Before the execution flow by request, below outlines essential concepts for working with NovaScope.

Rule Dependencies

The rule dependencies are determined based on the input and output files specified in the rules. For example, if Rule sbcd2chip requires the output of Rule fastq2sbcd as input, the Rule fastq2sbcd serves as a prerequisite rule to Rule sbcd2chip.

Execution Dynamics

The execution of rules within NovaScope is governed by several key factors, outlined as follows:

  • Specified Final Output Files: The execution of rules is directly influenced by the final output files requested by the user, as defined by the Request field in the job configuration file. For instance, if the output of a rule (referred to as Rule X) is indicated as the final output file, then Rule X will be executed.

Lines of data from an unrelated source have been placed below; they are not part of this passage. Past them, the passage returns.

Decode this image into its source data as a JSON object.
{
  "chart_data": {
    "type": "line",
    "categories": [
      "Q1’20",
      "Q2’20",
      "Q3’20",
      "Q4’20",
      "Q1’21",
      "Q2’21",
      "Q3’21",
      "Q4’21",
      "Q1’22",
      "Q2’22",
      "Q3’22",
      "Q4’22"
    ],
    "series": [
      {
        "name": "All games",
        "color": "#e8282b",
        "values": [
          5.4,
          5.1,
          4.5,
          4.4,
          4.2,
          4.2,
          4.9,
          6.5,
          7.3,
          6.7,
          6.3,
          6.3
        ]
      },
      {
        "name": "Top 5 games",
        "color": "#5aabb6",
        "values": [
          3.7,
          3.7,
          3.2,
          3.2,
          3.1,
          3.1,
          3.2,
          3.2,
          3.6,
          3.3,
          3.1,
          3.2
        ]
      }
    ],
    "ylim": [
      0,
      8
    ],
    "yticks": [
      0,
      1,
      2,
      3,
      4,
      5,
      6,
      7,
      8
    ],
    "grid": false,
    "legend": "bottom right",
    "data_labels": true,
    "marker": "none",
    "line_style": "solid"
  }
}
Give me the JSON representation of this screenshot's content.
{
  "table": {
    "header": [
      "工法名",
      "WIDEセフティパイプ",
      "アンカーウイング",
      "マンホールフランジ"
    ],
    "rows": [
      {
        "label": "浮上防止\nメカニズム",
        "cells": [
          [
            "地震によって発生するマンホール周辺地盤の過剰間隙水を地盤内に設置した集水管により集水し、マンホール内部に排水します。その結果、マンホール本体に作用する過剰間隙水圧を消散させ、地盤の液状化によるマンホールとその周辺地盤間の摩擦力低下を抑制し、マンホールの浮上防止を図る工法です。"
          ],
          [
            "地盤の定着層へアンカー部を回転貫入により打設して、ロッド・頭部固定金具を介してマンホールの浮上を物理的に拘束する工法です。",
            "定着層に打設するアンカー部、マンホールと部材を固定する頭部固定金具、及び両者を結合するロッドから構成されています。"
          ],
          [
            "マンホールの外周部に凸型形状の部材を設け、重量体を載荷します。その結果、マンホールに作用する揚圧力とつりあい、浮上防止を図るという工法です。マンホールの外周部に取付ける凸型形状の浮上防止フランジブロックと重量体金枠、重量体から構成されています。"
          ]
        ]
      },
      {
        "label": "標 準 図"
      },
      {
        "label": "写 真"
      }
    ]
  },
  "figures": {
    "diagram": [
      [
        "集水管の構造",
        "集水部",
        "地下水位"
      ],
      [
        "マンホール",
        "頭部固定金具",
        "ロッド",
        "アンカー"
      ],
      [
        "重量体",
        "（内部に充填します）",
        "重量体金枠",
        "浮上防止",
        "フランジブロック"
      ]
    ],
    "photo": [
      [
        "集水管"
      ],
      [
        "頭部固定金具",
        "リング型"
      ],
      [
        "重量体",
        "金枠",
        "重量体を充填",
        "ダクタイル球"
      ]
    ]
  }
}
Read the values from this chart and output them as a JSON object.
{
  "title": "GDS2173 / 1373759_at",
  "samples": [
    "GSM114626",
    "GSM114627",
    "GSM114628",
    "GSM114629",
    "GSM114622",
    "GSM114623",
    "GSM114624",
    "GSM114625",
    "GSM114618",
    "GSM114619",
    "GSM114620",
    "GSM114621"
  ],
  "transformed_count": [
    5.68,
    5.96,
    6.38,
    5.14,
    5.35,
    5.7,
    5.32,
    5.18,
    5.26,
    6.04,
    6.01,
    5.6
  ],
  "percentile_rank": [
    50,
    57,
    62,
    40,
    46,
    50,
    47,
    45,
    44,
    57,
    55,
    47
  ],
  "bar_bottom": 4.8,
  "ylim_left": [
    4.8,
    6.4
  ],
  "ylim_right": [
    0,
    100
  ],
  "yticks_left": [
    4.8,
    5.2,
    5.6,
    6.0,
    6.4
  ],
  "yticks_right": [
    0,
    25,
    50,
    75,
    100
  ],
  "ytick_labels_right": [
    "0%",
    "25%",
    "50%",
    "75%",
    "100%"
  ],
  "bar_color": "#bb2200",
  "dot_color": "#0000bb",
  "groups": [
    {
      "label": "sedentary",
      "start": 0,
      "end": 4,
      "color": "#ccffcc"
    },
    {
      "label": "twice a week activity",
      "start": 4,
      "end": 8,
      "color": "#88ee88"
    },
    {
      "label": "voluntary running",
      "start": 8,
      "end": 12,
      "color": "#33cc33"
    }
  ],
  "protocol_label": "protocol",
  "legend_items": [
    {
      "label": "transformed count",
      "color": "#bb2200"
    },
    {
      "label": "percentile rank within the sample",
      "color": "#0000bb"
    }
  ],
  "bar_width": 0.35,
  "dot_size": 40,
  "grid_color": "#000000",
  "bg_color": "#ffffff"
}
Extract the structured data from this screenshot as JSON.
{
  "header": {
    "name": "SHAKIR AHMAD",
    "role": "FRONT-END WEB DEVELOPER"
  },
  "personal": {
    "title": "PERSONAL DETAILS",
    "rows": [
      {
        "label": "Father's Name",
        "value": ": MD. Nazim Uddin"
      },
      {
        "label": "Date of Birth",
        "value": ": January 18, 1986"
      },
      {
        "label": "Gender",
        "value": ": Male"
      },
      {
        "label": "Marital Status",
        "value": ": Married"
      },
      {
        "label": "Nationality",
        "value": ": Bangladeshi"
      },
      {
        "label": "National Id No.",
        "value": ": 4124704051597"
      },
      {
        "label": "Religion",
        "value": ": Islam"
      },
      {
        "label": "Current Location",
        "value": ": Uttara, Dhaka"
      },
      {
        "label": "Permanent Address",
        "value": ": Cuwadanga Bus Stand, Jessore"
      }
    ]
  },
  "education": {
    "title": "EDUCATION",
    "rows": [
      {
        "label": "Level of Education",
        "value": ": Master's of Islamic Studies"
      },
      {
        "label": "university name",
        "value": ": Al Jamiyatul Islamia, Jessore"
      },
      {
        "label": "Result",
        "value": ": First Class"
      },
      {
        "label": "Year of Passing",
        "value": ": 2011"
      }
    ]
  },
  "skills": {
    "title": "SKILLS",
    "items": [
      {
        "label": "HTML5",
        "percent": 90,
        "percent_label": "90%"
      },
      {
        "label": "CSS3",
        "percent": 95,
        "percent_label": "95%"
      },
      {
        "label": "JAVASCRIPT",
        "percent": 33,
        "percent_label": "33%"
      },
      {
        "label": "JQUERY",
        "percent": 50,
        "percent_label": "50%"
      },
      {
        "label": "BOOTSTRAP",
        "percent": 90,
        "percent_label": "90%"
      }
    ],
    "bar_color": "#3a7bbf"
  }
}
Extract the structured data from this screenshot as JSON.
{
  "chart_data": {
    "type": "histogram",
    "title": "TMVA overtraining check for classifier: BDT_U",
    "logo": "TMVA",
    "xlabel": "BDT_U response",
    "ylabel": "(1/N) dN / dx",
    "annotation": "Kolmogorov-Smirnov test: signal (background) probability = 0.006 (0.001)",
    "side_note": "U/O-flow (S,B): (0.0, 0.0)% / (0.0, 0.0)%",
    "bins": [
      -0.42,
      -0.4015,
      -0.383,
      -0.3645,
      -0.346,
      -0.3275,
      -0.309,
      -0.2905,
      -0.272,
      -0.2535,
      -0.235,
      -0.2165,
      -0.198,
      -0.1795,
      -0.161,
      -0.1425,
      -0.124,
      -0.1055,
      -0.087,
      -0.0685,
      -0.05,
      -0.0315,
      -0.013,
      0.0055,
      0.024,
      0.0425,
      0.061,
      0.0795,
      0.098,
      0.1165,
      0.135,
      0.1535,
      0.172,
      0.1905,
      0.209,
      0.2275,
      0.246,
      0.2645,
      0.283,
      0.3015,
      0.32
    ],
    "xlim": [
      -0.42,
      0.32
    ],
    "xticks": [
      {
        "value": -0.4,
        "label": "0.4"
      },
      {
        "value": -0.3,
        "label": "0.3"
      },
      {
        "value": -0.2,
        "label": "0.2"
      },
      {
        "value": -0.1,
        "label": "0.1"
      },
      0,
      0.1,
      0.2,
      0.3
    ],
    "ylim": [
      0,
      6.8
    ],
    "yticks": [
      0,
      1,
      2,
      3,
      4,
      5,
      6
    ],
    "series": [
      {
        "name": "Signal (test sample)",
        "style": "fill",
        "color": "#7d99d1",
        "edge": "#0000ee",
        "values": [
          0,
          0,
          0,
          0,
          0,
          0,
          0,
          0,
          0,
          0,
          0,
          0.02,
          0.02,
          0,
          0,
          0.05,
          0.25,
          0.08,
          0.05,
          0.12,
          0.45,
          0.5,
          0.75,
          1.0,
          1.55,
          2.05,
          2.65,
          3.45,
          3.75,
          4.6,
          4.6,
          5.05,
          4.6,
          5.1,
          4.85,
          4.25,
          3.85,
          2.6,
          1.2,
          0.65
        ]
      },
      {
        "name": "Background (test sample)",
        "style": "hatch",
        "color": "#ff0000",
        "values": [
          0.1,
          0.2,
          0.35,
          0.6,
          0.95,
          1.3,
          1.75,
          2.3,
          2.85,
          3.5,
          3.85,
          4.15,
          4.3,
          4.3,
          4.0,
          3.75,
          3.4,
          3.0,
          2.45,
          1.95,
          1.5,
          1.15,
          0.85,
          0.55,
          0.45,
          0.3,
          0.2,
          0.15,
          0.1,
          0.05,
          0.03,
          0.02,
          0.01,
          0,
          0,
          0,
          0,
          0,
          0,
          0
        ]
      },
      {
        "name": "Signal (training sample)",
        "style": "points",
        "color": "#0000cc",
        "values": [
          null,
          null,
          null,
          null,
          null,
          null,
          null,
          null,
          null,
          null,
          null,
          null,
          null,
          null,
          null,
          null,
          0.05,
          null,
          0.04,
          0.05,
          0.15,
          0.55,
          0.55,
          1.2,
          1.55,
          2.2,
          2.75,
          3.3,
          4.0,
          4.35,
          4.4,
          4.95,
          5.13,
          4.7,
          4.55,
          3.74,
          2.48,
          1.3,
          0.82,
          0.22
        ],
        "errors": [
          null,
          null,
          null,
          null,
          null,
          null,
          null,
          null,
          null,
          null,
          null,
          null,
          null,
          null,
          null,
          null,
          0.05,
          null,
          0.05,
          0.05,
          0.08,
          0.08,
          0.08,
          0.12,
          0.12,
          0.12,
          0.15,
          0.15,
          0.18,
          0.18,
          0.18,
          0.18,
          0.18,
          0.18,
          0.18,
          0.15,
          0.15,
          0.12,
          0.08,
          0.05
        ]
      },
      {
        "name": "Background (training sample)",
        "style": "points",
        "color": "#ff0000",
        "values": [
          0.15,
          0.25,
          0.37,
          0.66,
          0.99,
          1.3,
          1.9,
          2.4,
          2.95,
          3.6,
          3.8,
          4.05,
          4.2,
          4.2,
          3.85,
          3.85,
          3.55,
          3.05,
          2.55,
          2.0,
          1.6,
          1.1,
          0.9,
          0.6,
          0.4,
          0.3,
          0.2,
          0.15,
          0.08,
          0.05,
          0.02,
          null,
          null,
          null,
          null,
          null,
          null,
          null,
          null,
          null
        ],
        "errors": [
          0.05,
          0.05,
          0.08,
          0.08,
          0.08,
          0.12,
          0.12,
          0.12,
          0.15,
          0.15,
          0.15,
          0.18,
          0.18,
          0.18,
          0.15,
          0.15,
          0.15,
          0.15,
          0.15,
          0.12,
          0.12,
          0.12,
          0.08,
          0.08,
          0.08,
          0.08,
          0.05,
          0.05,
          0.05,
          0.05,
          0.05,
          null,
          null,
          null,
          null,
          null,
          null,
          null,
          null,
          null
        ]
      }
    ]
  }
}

  • Rule Dependencies and Availability of Intermediate Files: NovaScope initiates a systematic evaluation, starting with Rule X, to ascertain the presence of its required input files. If any inputs are missing, NovaScope iteratively identifies and executes the necessary precursor rules to generate these missing inputs, thus ensuring Rule X has everything it needs to proceed.

  • User-Defined Execution Options: Snakemake provides a suite of command-line arguments that allow users to tailor the execution process of the pipeline. Below includes a selection of frequently utilized execution options. For all available execution options and their functionalities, please consult the official Snakemake documentation.

    • --rerun-incomplete and --ignore-incomplete: These options dictate whether to rerun or ignore jobs that started but did not complete successfully in previous attempts.
    • --restart-times: This option sets the maximum number of attempts to restart a failing job before it is considered unsuccessful.
    • --forceall, -F: This option compels the execution of all rules, irrespective of their current completion status.

Rulegraph

A rulegraph visually maps the rules to be executed alongside their dependencies.

  • Components: A rulegraph represents each rule as a node, with directed edges showing how the output of one rule serves as the input for another, establishing a clear path of data flow and execution order.
  • Rule Status: Solid lines depict rules set to be executed, while dotted lines indicate rules that will be skipped, as their outputs are already up to date.

By demonstrating the workflow's structure, highlighting the sequence in which tasks are performed and how they interconnect, a rulegraph help understand the entire process from start to finish.